Factors that restrict the ability of a chimney to produce or maintain a draft are classified as obstructions or blockages. Sometimes these obstructions are caused by physical factors such as motor deposits, birds nests or collapsed flues. In other cases the obstruction can be caused by poor chimney design such as insufficient height, nearby trees or negative air pressure due to the house being airtight.
Chimney blockages are dangerous and should be investigated as it can lead to toxic fumes to entering your home. If you are aware of any form of chimney obstruction then contact Action Chimneys and we will carry out a chimney inspection.
Creosote is a highly flammable residue that builds inside a flue and results from the burning of fossil fuels such wood, coal or turf. There are generally three stages or phases associated with in the buildup of creosote inside a flue:
This involves a high percentage of soot and can be easily removed with a chimney brush. This occurs when there is good quality combustion of the fuel at high temperature. The fuel is dry and will burn well with lots of air for quality combustion.
Second Degree Creosote
Second degree creosote presents as a shiny black deposit of tar much thicker than the previous phase. Brushing can remove the deposit in the early stage if discovered and results when incoming air to the combustion area is restricted. The second stage is best described as the transition phase from first to third degree.
Third Degree Creosote
Third degree creosote presents as a thick black tar coating on the inside of the flue. The creosote buildup has reach a critical stage and is high combustible. It results when the flue temperatures are low and combustion incomplete. Brushing will not remove this residue which will continue to thicken often up to 25mm in thickness. This is found when any or all of these condition exist.
- Air control of stove is turned way down and fuel simply smoulder over a period of time. Traditionally this was referred to in Ireland as banking down the fire overnight.
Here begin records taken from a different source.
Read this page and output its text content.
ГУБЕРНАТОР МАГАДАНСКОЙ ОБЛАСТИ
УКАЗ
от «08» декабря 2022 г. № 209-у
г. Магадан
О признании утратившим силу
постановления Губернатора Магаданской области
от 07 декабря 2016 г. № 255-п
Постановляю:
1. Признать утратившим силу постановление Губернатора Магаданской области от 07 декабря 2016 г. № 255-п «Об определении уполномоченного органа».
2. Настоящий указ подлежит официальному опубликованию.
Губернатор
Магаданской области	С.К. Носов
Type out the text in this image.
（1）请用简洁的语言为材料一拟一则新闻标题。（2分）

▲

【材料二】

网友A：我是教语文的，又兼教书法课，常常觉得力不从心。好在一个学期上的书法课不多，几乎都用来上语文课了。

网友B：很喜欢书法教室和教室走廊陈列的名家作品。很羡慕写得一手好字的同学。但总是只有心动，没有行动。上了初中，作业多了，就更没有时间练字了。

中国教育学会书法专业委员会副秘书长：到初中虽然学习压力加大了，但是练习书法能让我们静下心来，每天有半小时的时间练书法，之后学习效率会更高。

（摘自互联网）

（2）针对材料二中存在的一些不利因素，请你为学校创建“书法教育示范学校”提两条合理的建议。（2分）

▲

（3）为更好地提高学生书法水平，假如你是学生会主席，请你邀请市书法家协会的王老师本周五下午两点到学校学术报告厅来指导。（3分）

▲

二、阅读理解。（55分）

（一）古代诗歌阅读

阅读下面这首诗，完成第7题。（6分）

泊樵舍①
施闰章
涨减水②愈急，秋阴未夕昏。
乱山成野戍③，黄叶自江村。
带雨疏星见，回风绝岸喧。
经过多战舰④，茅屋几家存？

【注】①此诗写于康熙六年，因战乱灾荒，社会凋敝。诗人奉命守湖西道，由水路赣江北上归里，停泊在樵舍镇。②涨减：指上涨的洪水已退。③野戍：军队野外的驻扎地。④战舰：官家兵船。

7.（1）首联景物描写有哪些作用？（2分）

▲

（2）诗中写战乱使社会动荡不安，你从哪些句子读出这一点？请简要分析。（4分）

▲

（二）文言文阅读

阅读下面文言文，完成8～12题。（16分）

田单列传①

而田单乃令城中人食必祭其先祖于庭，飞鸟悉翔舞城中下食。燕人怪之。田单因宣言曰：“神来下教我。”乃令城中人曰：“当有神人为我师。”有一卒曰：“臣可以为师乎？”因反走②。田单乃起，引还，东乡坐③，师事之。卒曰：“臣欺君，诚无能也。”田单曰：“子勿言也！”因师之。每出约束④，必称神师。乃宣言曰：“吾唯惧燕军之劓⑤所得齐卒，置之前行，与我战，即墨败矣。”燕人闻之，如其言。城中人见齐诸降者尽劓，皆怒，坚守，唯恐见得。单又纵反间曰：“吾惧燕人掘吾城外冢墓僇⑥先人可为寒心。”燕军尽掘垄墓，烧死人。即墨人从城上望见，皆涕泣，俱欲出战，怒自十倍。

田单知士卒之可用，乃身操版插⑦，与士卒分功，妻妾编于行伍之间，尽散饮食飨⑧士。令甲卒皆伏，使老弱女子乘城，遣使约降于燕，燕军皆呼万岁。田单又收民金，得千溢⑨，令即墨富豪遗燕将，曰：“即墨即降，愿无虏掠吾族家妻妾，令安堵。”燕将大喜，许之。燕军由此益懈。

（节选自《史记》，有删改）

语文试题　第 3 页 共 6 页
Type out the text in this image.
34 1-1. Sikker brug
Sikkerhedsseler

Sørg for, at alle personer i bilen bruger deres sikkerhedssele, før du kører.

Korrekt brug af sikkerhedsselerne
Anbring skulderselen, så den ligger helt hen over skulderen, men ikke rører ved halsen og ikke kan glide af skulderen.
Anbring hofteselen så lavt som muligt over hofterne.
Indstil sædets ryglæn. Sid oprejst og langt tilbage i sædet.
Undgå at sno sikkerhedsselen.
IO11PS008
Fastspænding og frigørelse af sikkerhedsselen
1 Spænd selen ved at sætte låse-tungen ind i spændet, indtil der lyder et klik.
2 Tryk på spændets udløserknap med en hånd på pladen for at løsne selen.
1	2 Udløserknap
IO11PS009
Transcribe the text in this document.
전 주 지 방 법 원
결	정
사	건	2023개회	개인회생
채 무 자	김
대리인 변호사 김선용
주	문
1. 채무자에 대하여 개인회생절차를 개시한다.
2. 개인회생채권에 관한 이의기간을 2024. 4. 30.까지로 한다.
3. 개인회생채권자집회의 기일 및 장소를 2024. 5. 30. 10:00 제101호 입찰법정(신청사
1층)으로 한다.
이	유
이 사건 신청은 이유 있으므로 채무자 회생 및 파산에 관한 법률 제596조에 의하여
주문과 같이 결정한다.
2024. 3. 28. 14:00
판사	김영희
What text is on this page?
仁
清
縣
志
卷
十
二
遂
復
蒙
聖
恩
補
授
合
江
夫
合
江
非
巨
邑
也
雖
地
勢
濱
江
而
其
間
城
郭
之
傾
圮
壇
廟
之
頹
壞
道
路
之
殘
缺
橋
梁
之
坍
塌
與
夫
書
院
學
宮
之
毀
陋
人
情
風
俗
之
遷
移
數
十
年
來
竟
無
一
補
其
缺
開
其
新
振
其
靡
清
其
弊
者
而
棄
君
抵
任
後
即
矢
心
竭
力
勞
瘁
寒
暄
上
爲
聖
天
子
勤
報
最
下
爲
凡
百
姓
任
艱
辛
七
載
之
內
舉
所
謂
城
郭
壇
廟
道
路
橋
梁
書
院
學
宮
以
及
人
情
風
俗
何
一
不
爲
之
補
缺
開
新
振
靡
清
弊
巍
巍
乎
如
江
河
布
- Un-insulated chimney or chimney that is exposed on an outside wall.
- Combustion of unseasoned wood.
- An oversized flue for the appliance.
- When the house is airtight and the appliance cannot draw sufficient air for proper combustion.
Brick / Block work issues
A poorly maintained chimney can result with water penetrating the chimney system. Poorly jointed bricks or detective flashing will result with moisture entering the structure. Action Chimneys can re pointing and re flashing your chimneys, any preventative maintenance carried out will be far less costly than completely replacing a chimney stack at a later stage..
Cracks in flues
Chimney flues are subjected to a great deal of stress due to changes in temperature and from the deposits of residue of flammable substances. During a chimney fire the flues will expand and cracking will occur which can often go unnoticed by the homeowner. The chimney lining is what separates the fire from the combustible parts of the house so it is imperative that any damage is detected and immediately repaired.
Action Chimney use CCTV to inspect the lining of your chimney and will provide you with a detailed report of it’s condition.
Chimney Crown / Cap
Your chimney stack is normally finished off with a chimney cap. If there is no cap fitted then it is referred to as a chimney crown. If the cap or crown is cracked then moisture will penetrate into the structure and into the chimney structure. Moisture will quickly impact not only on the chimney's structure but also ceilings and walls inside the home. This is of particular relevance during winter as any moisture retained in the masonry will expand during freezing conditions and cause serious damage to the structure.